Chapter25

“我陪你去。”

    临睡前手机的屏幕亮了又灭,拿过来一看是父亲发来的信息。不得不说有的时候在某些事情上父亲总是很较真──比如现在,他问我“那是我做的好吃还是陆弈景做的好吃?”

    我觉得父亲就像是一个不讲道理的小孩儿,但我愿意宠着他,“你做的好吃。”我说,“爸爸做的最好吃。”

    隔着屏幕我都能想象到父亲被哄了后扬起的嘴角。

    第二天傍晚我们跟小胖妹交代后就找了个机会溜了出来,陆弈景拉着我跑的时候我连被高利贷追债都没跑过这么快。当然,我没有被高利贷追过债,也不会有这样的事情发生。

    跑出去很远之后我们才在一棵大树下歇了下来,俩人扶着树身“吓滋吓滋”喘着粗气。

    “这疗养院看着那么近怎么那么远啊?累死我了。”

    我笑着拍了拍陆弈景的肩头,“应该不远了,快走,不能出来太久。”

    我们顺着一条幽静青葱的绿道走了不久就见到了一块悬挂在大门前气派的牌匾,上面赫然写着“康健疗养康复中心”八个大字。

    门口还有不少的保安在当值,与我想象中的不同,我本以为当保安的都是清一色的中年人,却不曾想过居然还有身材健硕的青年愿意当这门差事,而且还不止一个。

    为了防止被发现我们绕了个后,顺着白森森的高墙绕着这四房建筑走了一圈。

    高墙之上放置的是极尖长极锐利的暗青色铁镖头,连接它们的是数十根带着高压电的铁丝线,让里面的人出不去外头的人也进不来。

    在我和陆弈景贴着围墙走了大半圈之后才在一个隐秘的角落找到了一块残缺的位置,缺口参差不齐倒像是被人用东西长期砸打出来的口子。

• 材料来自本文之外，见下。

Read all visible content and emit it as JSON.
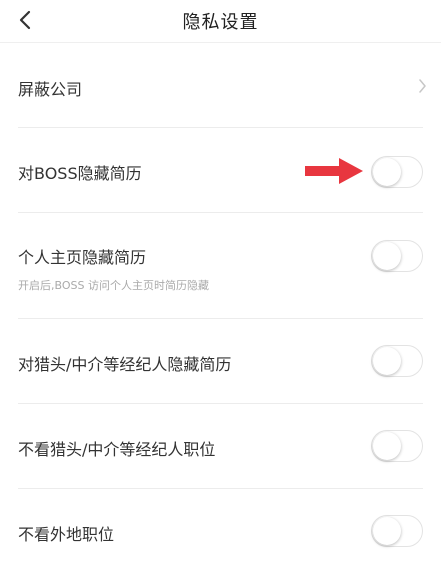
{
  "header": {
    "title": "隐私设置",
    "back_icon": "chevron-left-icon"
  },
  "settings": [
    {
      "label": "屏蔽公司",
      "control": "chevron-right-icon"
    },
    {
      "label": "对BOSS隐藏简历",
      "control": "toggle",
      "enabled": false
    },
    {
      "label": "个人主页隐藏简历",
      "sublabel": "开启后,BOSS 访问个人主页时简历隐藏",
      "control": "toggle",
      "enabled": false
    },
    {
      "label": "对猎头/中介等经纪人隐藏简历",
      "control": "toggle",
      "enabled": false
    },
    {
      "label": "不看猎头/中介等经纪人职位",
      "control": "toggle",
      "enabled": false
    },
    {
      "label": "不看外地职位",
      "control": "toggle",
      "enabled": false
    }
  ],
  "annotation": {
    "icon": "red-arrow-right-icon",
    "color": "#e8363f"
  }
}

    顺着缺口望进去环境是如简介般介绍不假,但这哪是什么疗养康复中心,里面的人都由专门的护士陪同着,或是面无表情行走着或是神情凝滞呆坐着,这分明是将人变成行尸走肉的地狱。

    期间一位病人试图冲到假山去自残,被几个男护士眼疾手快制住后将长袖子一绑,随后长针淬出银光深深扎进了他的脖颈侧里。

    我就是在这时发现那位坐在离他不远处的女人的。

    那女人面容姣好连苍白的神色也不能将她的美貌掩去半分,她神情呆滞死死望住一处地方,像是突然发现了什么似的眼睛迸出了光,疯跑着就直直向我这边冲了过来。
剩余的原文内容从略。